(I wanted this in Thunderbird, now I long for it in Google apps and Android.) 18 years ago, before there was HTML and http, the Perspective personal information manager software could take the text lunch tomorrow with John at Monk's and create a calendar appointment linking to the Bob Smith and Monk’s coffee shop records in my address book. Now computers are 250,000 times faster, UIs can autofill a dropdown list of every web site or common search term as fast as I type each letter of Lady Gag…, we have O.S. and network level APIs to link anything with anything. So how do Google apps compare with decades-old technology?
- Calendar event (meet John Smith)
- Nothing! Desktop Calendar’s Quick add feature even taunts you with its “Example: Dinner with Michael 7pm tomorrow but it parses 7pm tomorrow and ignores the Michael sitting in your contacts list. I can add his e-mail as a guest of the event, but that generates e-mails and invitations to him; this is information for me, not social networking or some sort of eVite wanna-be party planner.
- Call alarm (phone John Smith 10:20 Wednesday)
- Sanyo dumb phones have had call alarms for over a decade. You create one in the contacts or calendar app, and at the scheduled time you get an alert with a big button that you can click to place the call. Android has no such facility, either implicitly by typing this or explicitly by clicking [New call alarm]. Instead those words are meaningless to it, so when the event notification goes off it makes me screw around going between apps and re-typing. I’ve already given it the action and the data, it’s just too stupid to realize it.
- Task list (discuss project with John Smith)

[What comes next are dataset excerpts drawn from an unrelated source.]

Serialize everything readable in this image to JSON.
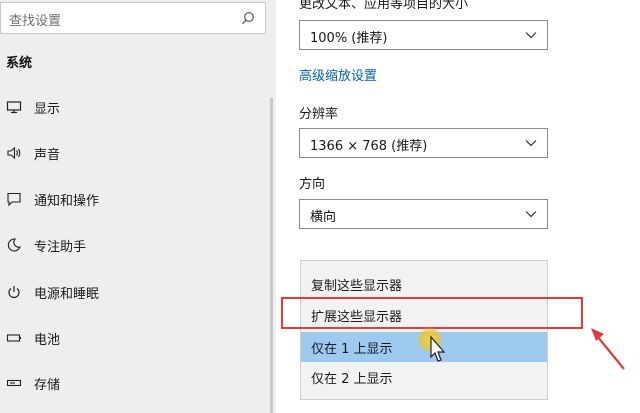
{
  "search": {
    "placeholder": "查找设置"
  },
  "sidebar": {
    "section": "系统",
    "items": [
      {
        "label": "显示",
        "icon": "monitor-icon"
      },
      {
        "label": "声音",
        "icon": "speaker-icon"
      },
      {
        "label": "通知和操作",
        "icon": "notification-icon"
      },
      {
        "label": "专注助手",
        "icon": "moon-icon"
      },
      {
        "label": "电源和睡眠",
        "icon": "power-icon"
      },
      {
        "label": "电池",
        "icon": "battery-icon"
      },
      {
        "label": "存储",
        "icon": "storage-icon"
      }
    ]
  },
  "display": {
    "scale_heading": "更改文本、应用等项目的大小",
    "scale_value": "100% (推荐)",
    "advanced_scaling_link": "高级缩放设置",
    "resolution_label": "分辨率",
    "resolution_value": "1366 × 768 (推荐)",
    "orientation_label": "方向",
    "orientation_value": "横向"
  },
  "multiple_displays_menu": {
    "options": [
      {
        "label": "复制这些显示器"
      },
      {
        "label": "扩展这些显示器"
      },
      {
        "label": "仅在 1 上显示",
        "selected": true
      },
      {
        "label": "仅在 2 上显示"
      }
    ]
  },
  "colors": {
    "accent_link": "#0063b1",
    "selected_option": "#9ec9f0",
    "annotation_red": "#e23b3b"
  }
}
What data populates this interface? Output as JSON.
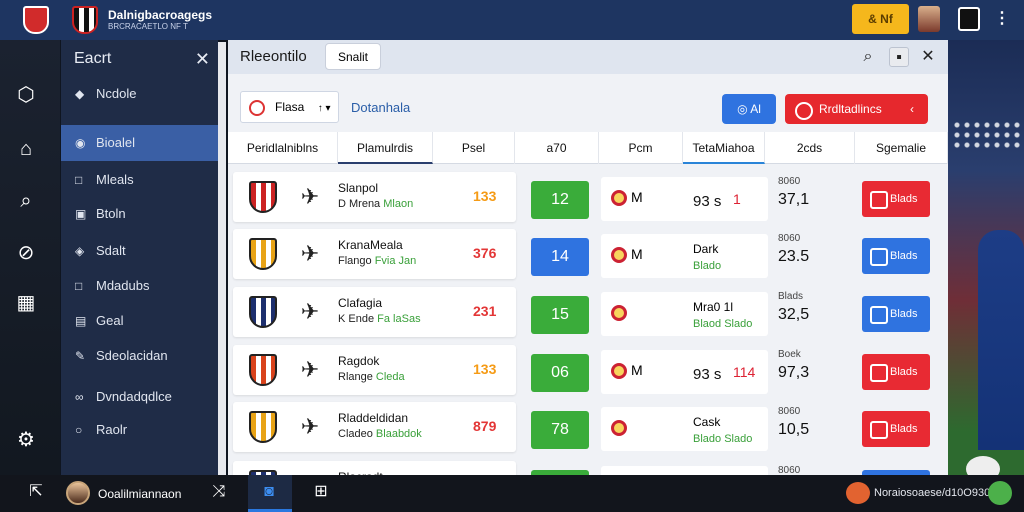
{
  "topbar": {
    "brand_title": "Dalnigbacroagegs",
    "brand_subtitle": "BRCRACAETLO NF T",
    "button_label": "& Nf",
    "menu_icon": "⋮"
  },
  "sidebar": {
    "title": "Eacrt",
    "items": [
      {
        "label": "Ncdole",
        "icon": "tag-icon",
        "glyph": "◆"
      },
      {
        "label": "Bioalel",
        "icon": "globe-icon",
        "glyph": "◉"
      },
      {
        "label": "Mleals",
        "icon": "square-icon",
        "glyph": "□"
      },
      {
        "label": "Btoln",
        "icon": "image-icon",
        "glyph": "▣"
      },
      {
        "label": "Sdalt",
        "icon": "diamond-icon",
        "glyph": "◈"
      },
      {
        "label": "Mdadubs",
        "icon": "square-icon",
        "glyph": "□"
      },
      {
        "label": "Geal",
        "icon": "layer-icon",
        "glyph": "▤"
      },
      {
        "label": "Sdeolacidan",
        "icon": "edit-icon",
        "glyph": "✎"
      },
      {
        "label": "Dvndadqdlce",
        "icon": "link-icon",
        "glyph": "∞"
      },
      {
        "label": "Raolr",
        "icon": "circle-icon",
        "glyph": "○"
      }
    ]
  },
  "rail": {
    "icons": [
      {
        "name": "cube-icon",
        "glyph": "⬡"
      },
      {
        "name": "home-icon",
        "glyph": "⌂"
      },
      {
        "name": "search-icon",
        "glyph": "⌕"
      },
      {
        "name": "tag-icon",
        "glyph": "⊘"
      },
      {
        "name": "table-icon",
        "glyph": "▦"
      },
      {
        "name": "settings-icon",
        "glyph": "⚙"
      }
    ]
  },
  "main": {
    "title": "Rleeontilo",
    "header_button": "Snalit",
    "filter_value": "Flasa",
    "filter_caret": "↑ ▾",
    "filter_label": "Dotanhala",
    "blue_button": "Al",
    "red_button": "Rrdltadlincs",
    "columns": [
      "Peridlalniblns",
      "Plamulrdis",
      "Psel",
      "a70",
      "Pcm",
      "TetaMiahoa",
      "2cds",
      "Sgemalie"
    ],
    "rows": [
      {
        "team": "Slanpol",
        "sub_a": "D Mrena",
        "sub_b": "Mlaon",
        "score": "133",
        "score_color": "#f59b16",
        "number": "12",
        "number_color": "#3aac3a",
        "stat_mark": "M",
        "stat_value": "93 s",
        "stat_name": "",
        "stat_detail": "",
        "stat_extra": "1",
        "odds_label": "8060",
        "odds_value": "37,1",
        "action_label": "Blads",
        "action_color": "#e82a33",
        "crest": "#c22"
      },
      {
        "team": "KranaMeala",
        "sub_a": "Flango",
        "sub_b": "Fvia Jan",
        "score": "376",
        "score_color": "#e33636",
        "number": "14",
        "number_color": "#2f73e0",
        "stat_mark": "M",
        "stat_value": "",
        "stat_name": "Dark",
        "stat_detail": "Blado",
        "stat_extra": "",
        "odds_label": "8060",
        "odds_value": "23.5",
        "action_label": "Blads",
        "action_color": "#2f73e0",
        "crest": "#e8a316"
      },
      {
        "team": "Clafagia",
        "sub_a": "K Ende",
        "sub_b": "Fa laSas",
        "score": "231",
        "score_color": "#e33636",
        "number": "15",
        "number_color": "#3aac3a",
        "stat_mark": "",
        "stat_value": "",
        "stat_name": "Mra0 1l",
        "stat_detail": "Blaod Slado",
        "stat_extra": "",
        "odds_label": "Blads",
        "odds_value": "32,5",
        "action_label": "Blads",
        "action_color": "#2f73e0",
        "crest": "#1d2f6e"
      },
      {
        "team": "Ragdok",
        "sub_a": "Rlange",
        "sub_b": "Cleda",
        "score": "133",
        "score_color": "#f59b16",
        "number": "06",
        "number_color": "#3aac3a",
        "stat_mark": "M",
        "stat_value": "93 s",
        "stat_name": "",
        "stat_detail": "",
        "stat_extra": "114",
        "odds_label": "Boek",
        "odds_value": "97,3",
        "action_label": "Blads",
        "action_color": "#e82a33",
        "crest": "#d9431c"
      },
      {
        "team": "Rladdeldidan",
        "sub_a": "Cladeo",
        "sub_b": "Blaabdok",
        "score": "879",
        "score_color": "#e33636",
        "number": "78",
        "number_color": "#3aac3a",
        "stat_mark": "",
        "stat_value": "",
        "stat_name": "Cask",
        "stat_detail": "Blado Slado",
        "stat_extra": "",
        "odds_label": "8060",
        "odds_value": "10,5",
        "action_label": "Blads",
        "action_color": "#e82a33",
        "crest": "#e8a316"
      },
      {
        "team": "Rlacradt",
        "sub_a": "",
        "sub_b": "",
        "score": "",
        "score_color": "#e33636",
        "number": "",
        "number_color": "#3aac3a",
        "stat_mark": "",
        "stat_value": "",
        "stat_name": "",
        "stat_detail": "",
        "stat_extra": "",
        "odds_label": "8060",
        "odds_value": "",
        "action_label": "",
        "action_color": "#2f73e0",
        "crest": "#1d2f6e"
      }
    ]
  },
  "footer": {
    "user_name": "Ooalilmiannaon",
    "status": "Noraiosoaese/d10O930"
  }
}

- (Tasks are a feature in desktop GMail and Calendar, but they don’t show up in Android 2.2) Nothing! No way to go from the text to the contact, no way to tie them.
- Maps (John Smith)
- Good! As I type a dropdown shows matching names from Contacts with their locations
- Event location (Monk's coffee shop)
- Unlike Maps, Calendar doesn’t autocomplete from all my contacts with locations, nor does it show recent map locations. And since Calendar doesn’t realize I’m meeting John Smith, I can’t even tell it the location is his home address that’s sitting in contacts. And when I later tap/click the location to show it in Maps, Maps doesn’t consult my address book as it does while I’m typing, it only does a dumb web search. It’s a quadruple fail!
A wiki allows you to easily make explicit links of this sort using simple markup; if you write meet [[John Smith]] at [[Monk's Coffee shop]] it will turn the things in square brackets into hyperlinks to those wiki pages, whether they exist or not. And wiki pages have “What links here” to expose the connections, or you can go semantic web and assign
location: properties to the links. That doesn’t seem Google’s style, but they can do the instant drop-down thing; as you type the app should opportunistically look for matches with contacts, and if you auto-complete not only save you typing the rest of …k's coffee shop, but establish a bidirectional link between the event, event location, or task and the contact. Far from doing this, Android text fields instead autocorrect names that are in Contacts, turning Pastine into “Pastime”.
Software that did the right thing was available decades ago, so why are computers getting worse at understanding?